His speech focused significantly on the electrification transformation underway at GM.
“GM is moving from a company that, for 100 years, has been based on mechanically driven automobiles, to one that will eventually be focused on electrically driven vehicles,” he said. “This is a big deal.”
Lutz summarized the Volt’s three-year development voyage and highlighted the fact that GM has decided to make pack assembly a core competency.
Even though GM will be sourcing the generation one Volt’s electric motor from a supplier, this won’t be the case in the future.
“We also determined that the design, development, and production of electric motors and power electronics need to be core competencies for GM – and we’re moving in those directions, too,” said Lutz.
Lutz spelled out GM’s plan to roll out the Volt gradually in limited selected US markets beginning with some in California.
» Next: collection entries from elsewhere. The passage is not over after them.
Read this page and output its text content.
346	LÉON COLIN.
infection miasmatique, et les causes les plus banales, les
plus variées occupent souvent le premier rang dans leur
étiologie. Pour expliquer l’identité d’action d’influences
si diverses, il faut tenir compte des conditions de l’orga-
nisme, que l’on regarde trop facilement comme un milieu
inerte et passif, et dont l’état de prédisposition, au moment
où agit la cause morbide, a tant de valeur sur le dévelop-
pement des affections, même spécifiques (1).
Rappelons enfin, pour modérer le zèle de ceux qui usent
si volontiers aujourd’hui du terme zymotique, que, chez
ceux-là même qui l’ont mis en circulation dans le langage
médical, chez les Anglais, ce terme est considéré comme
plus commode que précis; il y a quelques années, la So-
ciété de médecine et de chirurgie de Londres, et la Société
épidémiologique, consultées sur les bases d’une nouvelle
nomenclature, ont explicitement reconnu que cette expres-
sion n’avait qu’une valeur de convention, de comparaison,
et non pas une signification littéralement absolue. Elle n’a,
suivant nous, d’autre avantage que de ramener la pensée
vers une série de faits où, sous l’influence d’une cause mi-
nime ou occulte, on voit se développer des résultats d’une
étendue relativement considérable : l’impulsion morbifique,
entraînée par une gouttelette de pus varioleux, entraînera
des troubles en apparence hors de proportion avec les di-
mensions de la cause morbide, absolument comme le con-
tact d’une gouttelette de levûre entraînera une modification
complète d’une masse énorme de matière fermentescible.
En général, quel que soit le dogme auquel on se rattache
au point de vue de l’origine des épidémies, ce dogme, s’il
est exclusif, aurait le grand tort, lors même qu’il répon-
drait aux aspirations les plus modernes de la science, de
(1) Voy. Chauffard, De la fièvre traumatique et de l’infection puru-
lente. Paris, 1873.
He admitted demand is likely to far outstrip supply initially.
He also publicly verified for the first time ever the actual production numbers GM is planning.
“In the first few months we will be producing 4000 to 5000 Volts,” he said. ” In the first full year we will make eight to ten thousand.”
“We are going to ramp it up slowly becasue it is all uncharted terrain for all of us once we start turning out (battery) packs in very high rates,” he said.
He also said full production capacity will be 50,000 to 60,000 Volts per year.
Lutz predicts the total plug-in car market including BEVs, PHEVs, and EREVS will be about 250,000 to 300,000 per year in five years. “They will mostly be our products,” he joked.
Not confirming the Converj is production-tracked, he said there are “many products” in the pipeline.